|
|
|
|
|
|
by jlokier
1965 days ago
|
|
|
> I think that's a good idea, and is plainly allowed by the standard. Watch out, "secret-token:domain/authtype/code" is not a valid secret-token by the standard! The standard has grammar: [RFC8959]
secret-token-URI = secret-token-scheme ":" token
secret-token-scheme = "secret-token"
token = 1*pchar
[RFC3986]
pchar = unreserved / pct-encoded / sub-delims / ":" / "@"
pct-encoded = "%" HEXDIG HEXDIG
unreserved = ALPHA / DIGIT / "-" / "." / "_" / "~"
sub-delims = "!" / "$" / "&" / "'" / "(" / ")"
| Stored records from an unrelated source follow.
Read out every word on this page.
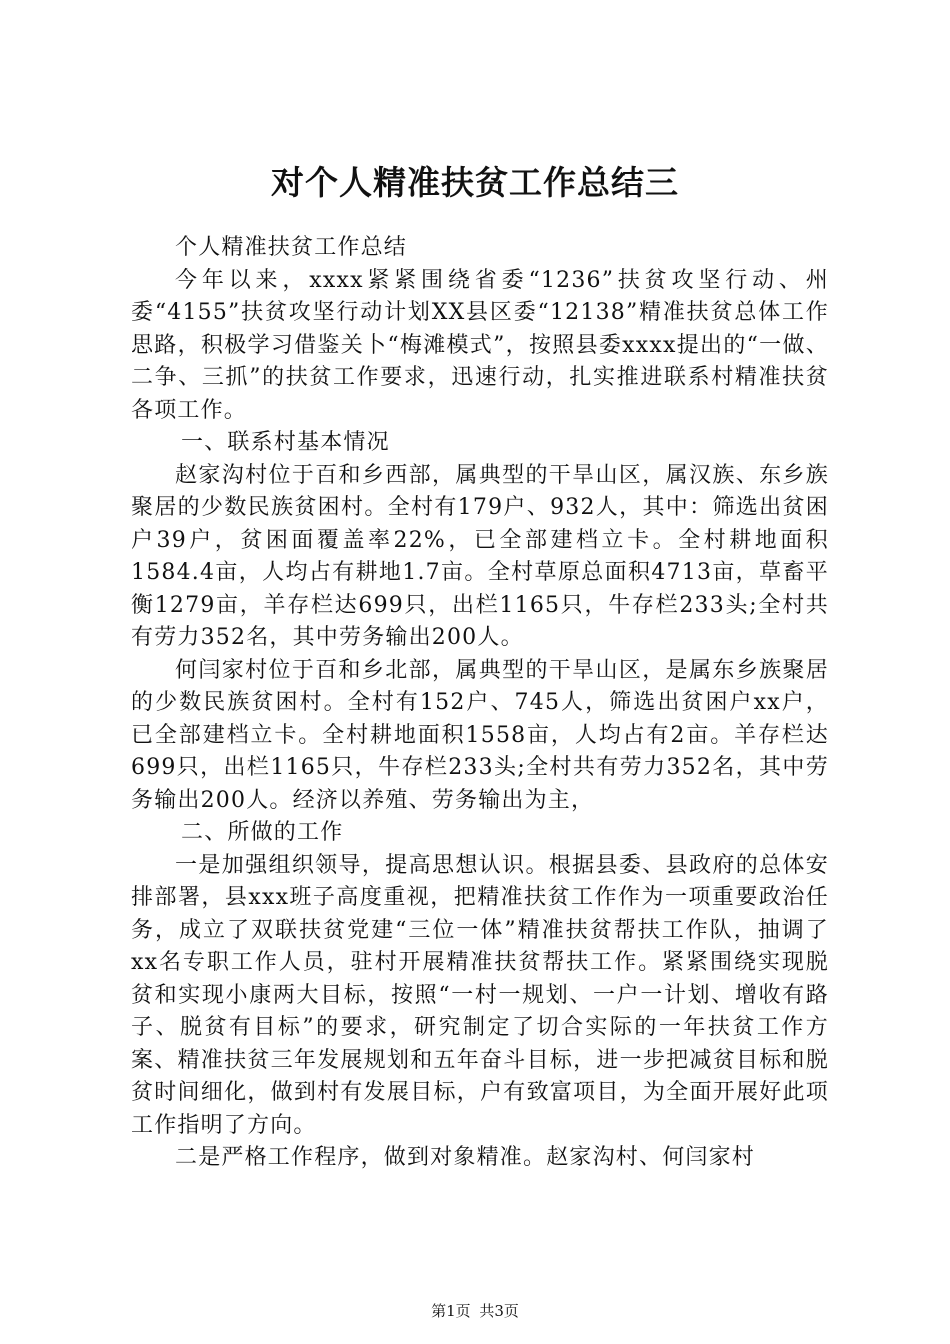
对个人精准扶贫工作总结三

个人精准扶贫工作总结

今年以来，xxxx紧紧围绕省委“1236”扶贫攻坚行动、州委“4155”扶贫攻坚行动计划XX县区委“12138”精准扶贫总体工作思路，积极学习借鉴关卜“梅滩模式”，按照县委xxxx提出的“一做、二争、三抓”的扶贫工作要求，迅速行动，扎实推进联系村精准扶贫各项工作。

一、联系村基本情况

赵家沟村位于百和乡西部，属典型的干旱山区，属汉族、东乡族聚居的少数民族贫困村。全村有179户、932人，其中：筛选出贫困户39户，贫困面覆盖率22%，已全部建档立卡。全村耕地面积1584.4亩，人均占有耕地1.7亩。全村草原总面积4713亩，草畜平衡1279亩，羊存栏达699只，出栏1165只，牛存栏233头;全村共有劳力352名，其中劳务输出200人。

何闫家村位于百和乡北部，属典型的干旱山区，是属东乡族聚居的少数民族贫困村。全村有152户、745人，筛选出贫困户xx户，已全部建档立卡。全村耕地面积1558亩，人均占有2亩。羊存栏达699只，出栏1165只，牛存栏233头;全村共有劳力352名，其中劳务输出200人。经济以养殖、劳务输出为主，

二、所做的工作

一是加强组织领导，提高思想认识。根据县委、县政府的总体安排部署，县xxx班子高度重视，把精准扶贫工作作为一项重要政治任务，成立了双联扶贫党建“三位一体”精准扶贫帮扶工作队，抽调了xx名专职工作人员，驻村开展精准扶贫帮扶工作。紧紧围绕实现脱贫和实现小康两大目标，按照“一村一规划、一户一计划、增收有路子、脱贫有目标”的要求，研究制定了切合实际的一年扶贫工作方案、精准扶贫三年发展规划和五年奋斗目标，进一步把减贫目标和脱贫时间细化，做到村有发展目标，户有致富项目，为全面开展好此项工作指明了方向。

二是严格工作程序，做到对象精准。赵家沟村、何闫家村

第1页 共3页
/ "*" / "+" / "," / ";" / "="
That means "/" cannot be part of a secret-token, and a strictly standard-compliant scanner will not pattern-match on "secret-token:domain/authtype/code".I think that may be a design mistake as people will inevitably build tokens with those characters (using the same reasoning you did), and they won't show up in some scanners (any that are strictly compliant). "/" is allowed in query strings despite being a path delimiter before the query string; allowing it in secret-token would make sense too. Fortunately it's not a security problem as long as "/"-delimited paths in tokens don't start with "/", because the preceding characters will be enough to match anyway. However, if you have a scanner where you whitelist some strings after being shown matches, the fact it doesn't match the security part of the token introduces a risk of mistakenly whitelisting too broadly (just the domain in this example), and of course there's a chance someone may use a path starting with "/" without realising this is a problem. |
|
|
I really didn't expect somebody to define a URL as having a single URL part. Now my opinion is that this RFC is ill conceived.